# Thread: A quick algebra exercise

1. ## A quick algebra exercise

$3^{x+1} + 3^{x+2}$

How do I simplify this?

2. Originally Posted by klik11
$3^{x+1} + 3^{x+2}$

How do I simplify this?

$3^{x+1} + 3^{x+2 } = 3 \cdot 3^x + 3^2 \cdot 3^x = 3^x ( 3 + 3^2 ) = 3^x \cdot (3+9 ) = 3^x \cdot 12$

3. I'm Sorry, I forgot to say that the book says that the answer is
$12*3^{x}$

Could you show me the way to get to that answer?

Edit: I also think you are wrong because it would have been your answer if it there was * and not +.

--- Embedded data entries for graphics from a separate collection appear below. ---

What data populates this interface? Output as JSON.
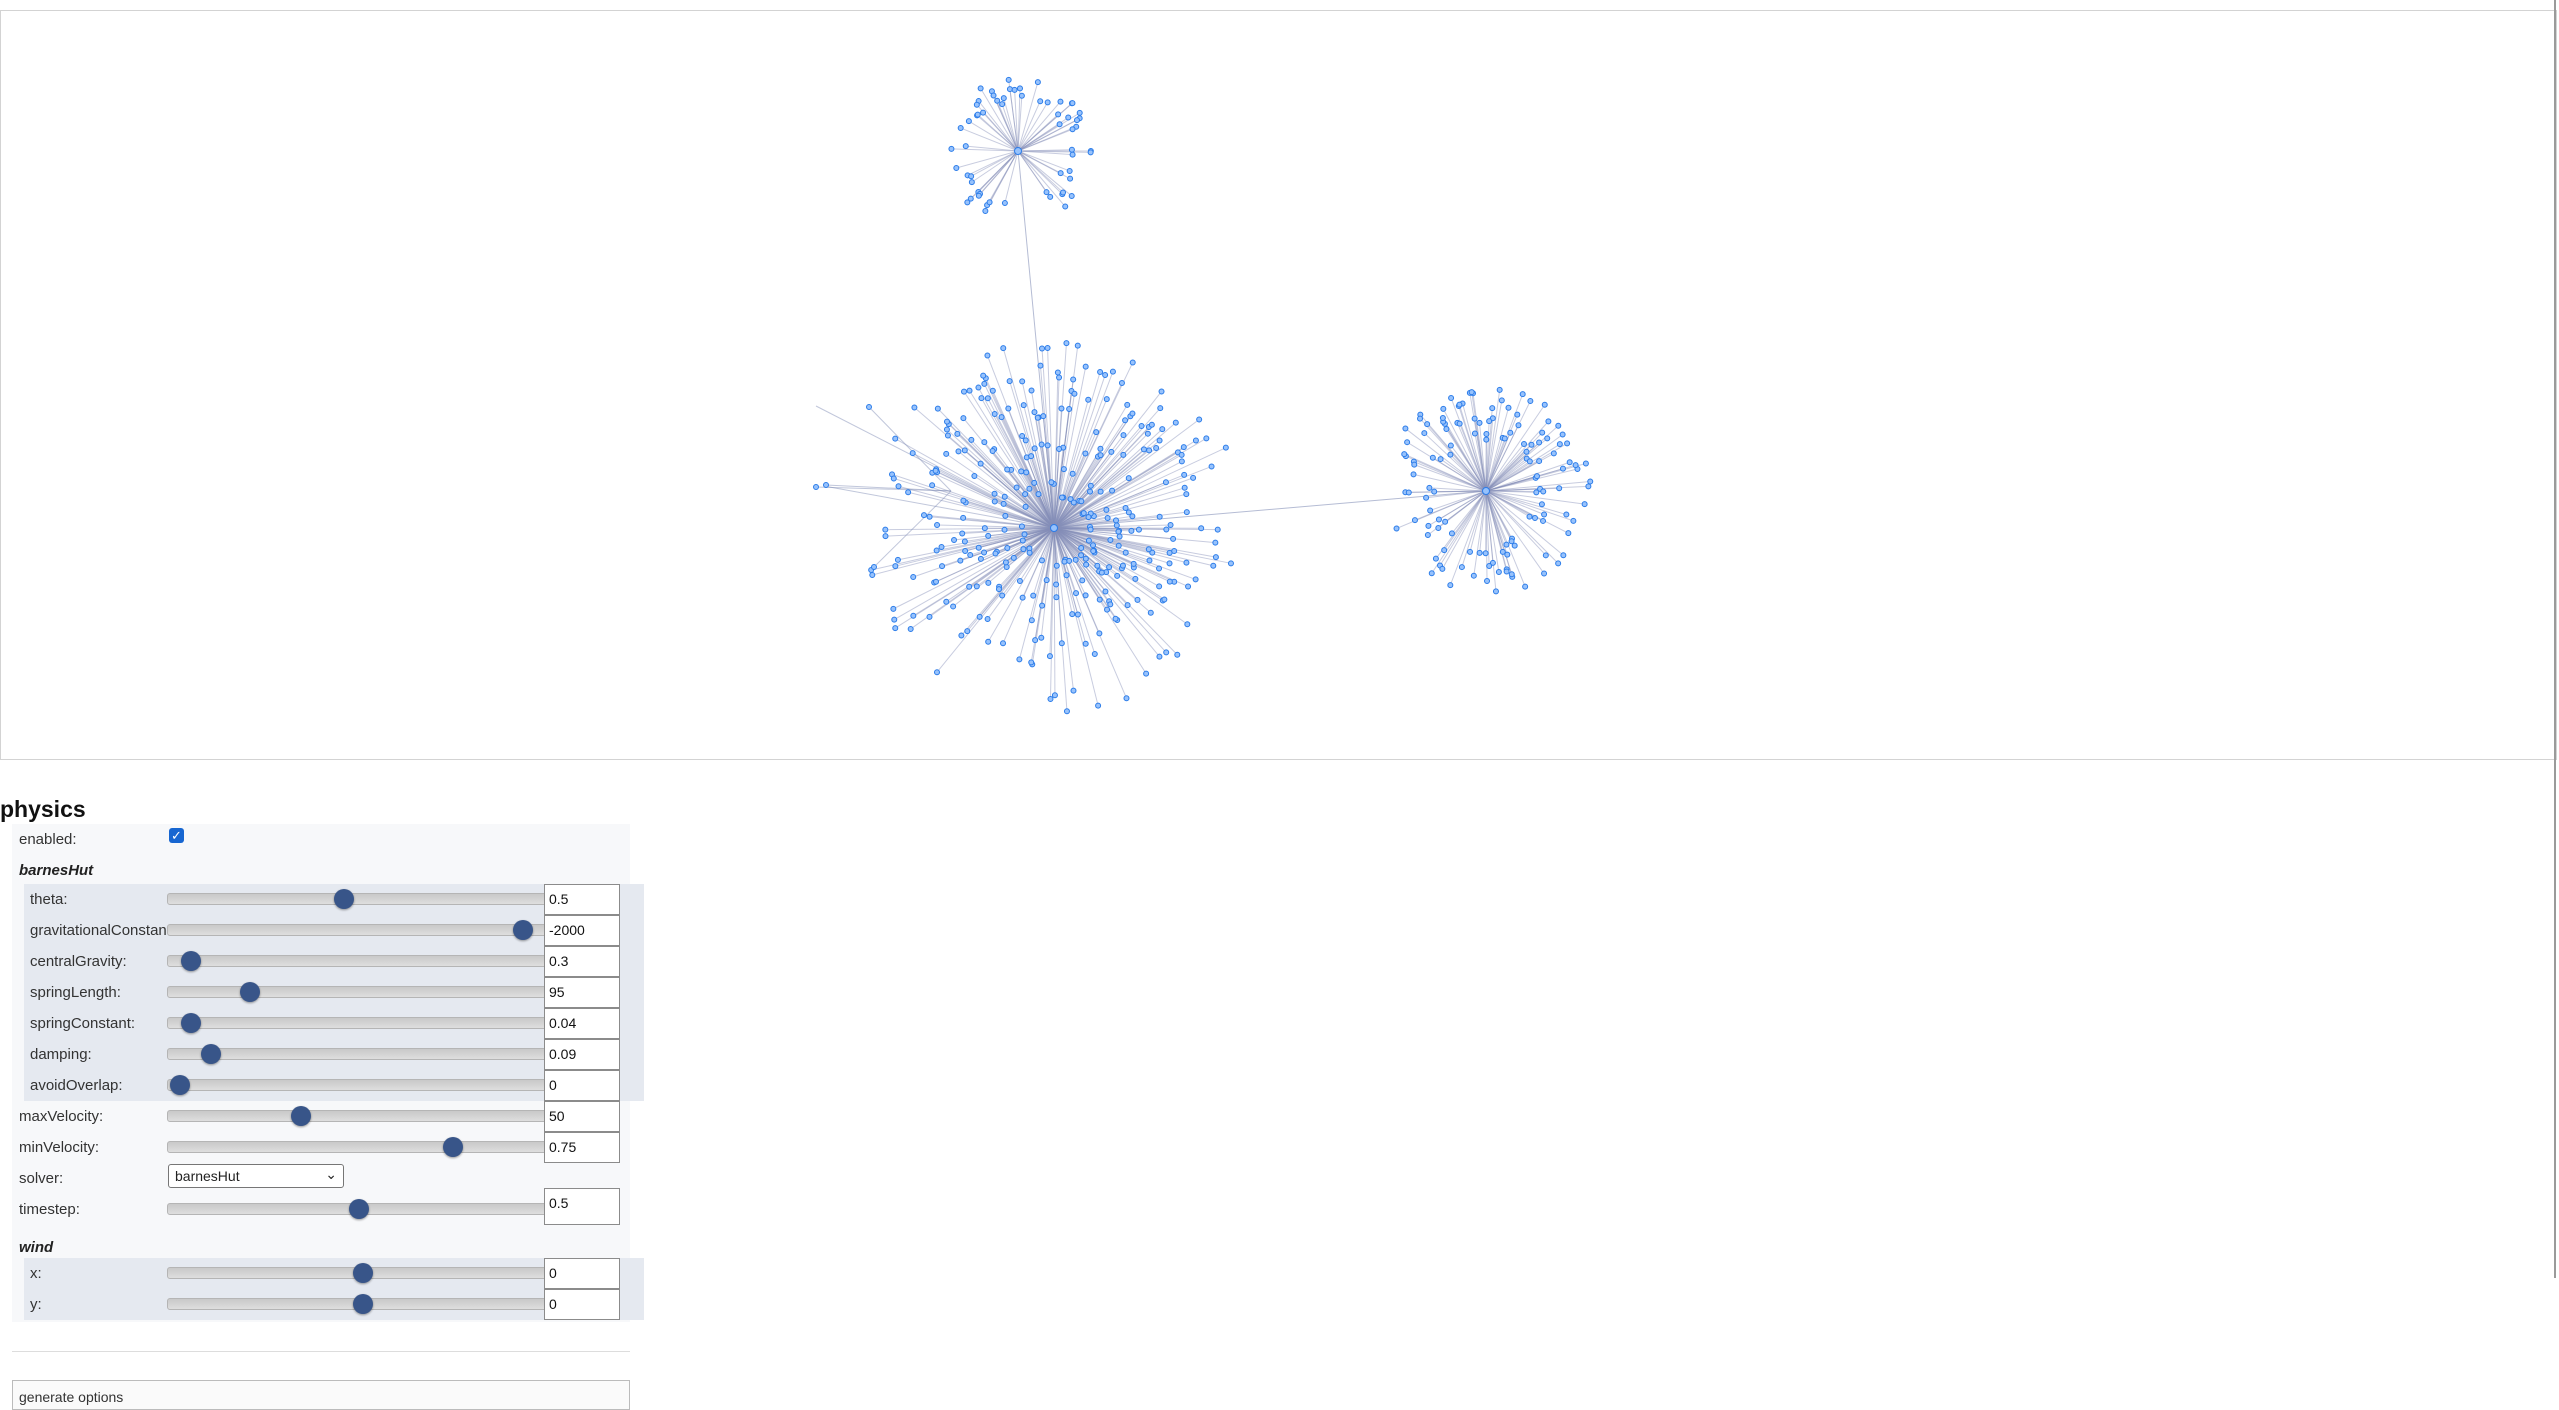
{
  "network": {
    "colors": {
      "node_fill": "#97c2fc",
      "node_border": "#2b7ce9",
      "edge": "#848fb8"
    }
  },
  "configure": {
    "header": "physics",
    "enabled_label": "enabled:",
    "enabled": true,
    "barnesHut_title": "barnesHut",
    "barnesHut": [
      {
        "label": "theta:",
        "value": "0.5",
        "fraction": 0.45
      },
      {
        "label": "gravitationalConstant:",
        "value": "-2000",
        "fraction": 0.91
      },
      {
        "label": "centralGravity:",
        "value": "0.3",
        "fraction": 0.06
      },
      {
        "label": "springLength:",
        "value": "95",
        "fraction": 0.21
      },
      {
        "label": "springConstant:",
        "value": "0.04",
        "fraction": 0.06
      },
      {
        "label": "damping:",
        "value": "0.09",
        "fraction": 0.11
      },
      {
        "label": "avoidOverlap:",
        "value": "0",
        "fraction": 0.03
      }
    ],
    "maxVelocity": {
      "label": "maxVelocity:",
      "value": "50",
      "fraction": 0.34
    },
    "minVelocity": {
      "label": "minVelocity:",
      "value": "0.75",
      "fraction": 0.73
    },
    "solver": {
      "label": "solver:",
      "value": "barnesHut"
    },
    "timestep": {
      "label": "timestep:",
      "value": "0.5",
      "fraction": 0.49
    },
    "wind_title": "wind",
    "wind": [
      {
        "label": "x:",
        "value": "0",
        "fraction": 0.5
      },
      {
        "label": "y:",
        "value": "0",
        "fraction": 0.5
      }
    ],
    "generate_button": "generate options"
  }
}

4. Originally Posted by klik11
I'm Sorry, I forgot to say that the book says that the answer is
$12*3^{x}$

Could you show me the way to get to that answer?
thank you ... lol sorry working so many things at the same time .... I edited that one up there

5. Could you explain me how come

$3 \cdot 3^x + 3^2 \cdot 3^x = 3^x ( 3 + 3^2 )$

6. Originally Posted by klik11
Could you explain me how come

$3 \cdot 3^x + 3^2 \cdot 3^x = 3^x ( 3 + 3^2 )$
okay ...

$3^2 = 3^1 \cdot 3^1$

so

$3^{x+1} = 3^x \cdot 3^1$

now you can write

$3 \cdot 3^x + 3^2 \cdot 3^x$

here you see both of them have common $3^x$ so you can pull it out ...

$yx +2x = x (y+2 )$

same thing

$3 \cdot 3^x + 3^2 \cdot 3^x = 3^x ( 3 + 3^2 )$

7. Remember that a^x * a^y = a^(x+y) and (a^x)^y = a^(xy)